Like many successful people in the entertainment business, 29-year old Matthew is not hard on the eyes. But if you really want to understand his success it isn't his strapping good looks that entertain but the way he looks when he entertains.  Allow me to explain.

Watching Matthew perform is a study in self-expression, the heartfelt effusion of an uncommonly talented person. What was especially telling to me as the crowd began to assemble in the club room was the gusto with which Matthew launched his performance.  This was clearly not an imposition for him but rather something he positively relished! Though his playing was as extemporaneous as the invitation to hear him, he cobbled together a thoroughly professional rendition of sometimes dazzlingly complicated improvisations.  And all with a smile and the characteristic simpatico of a truly connected artist. Matthew was engaged with his audience. He had us tapping our feet or snapping our fingers or humming along as he played. This was his undisputed vernacular.

And he played for two hours!  It was more than a "little jazz", it was a galaxy of tunes and equally brilliant! We certainly hadn't expected to be treated to an unscripted production of such duration. No doubt it was Matthew's musical versatility which effortlessly lubricated the passage of time. Part way through the evening he withdrew his saxophone from its small black carrying case and treated us to several delightful renditions on his preferred instrument.
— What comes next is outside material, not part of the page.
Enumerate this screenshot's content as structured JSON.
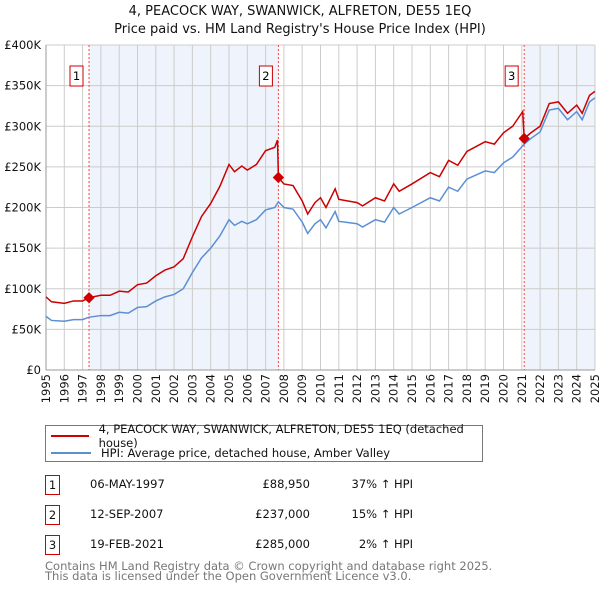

Afterwards we posited opinions regarding Matthew's unfeigned performance. Though one might have imagined his reluctance to entertain people of his parents' age nothing could have been further from the truth. What obviously motivated him was his sheer pleasure in playing for us. Our reciprocity if any was our unquestionable gratitude for his time and energy. Though entertainers no more than any others survive on air he at least has the consolation of knowing we appreciated his many years of concentrated study and practice which led to this commendable fruition. His was truly a gift in the spirit of Christmas!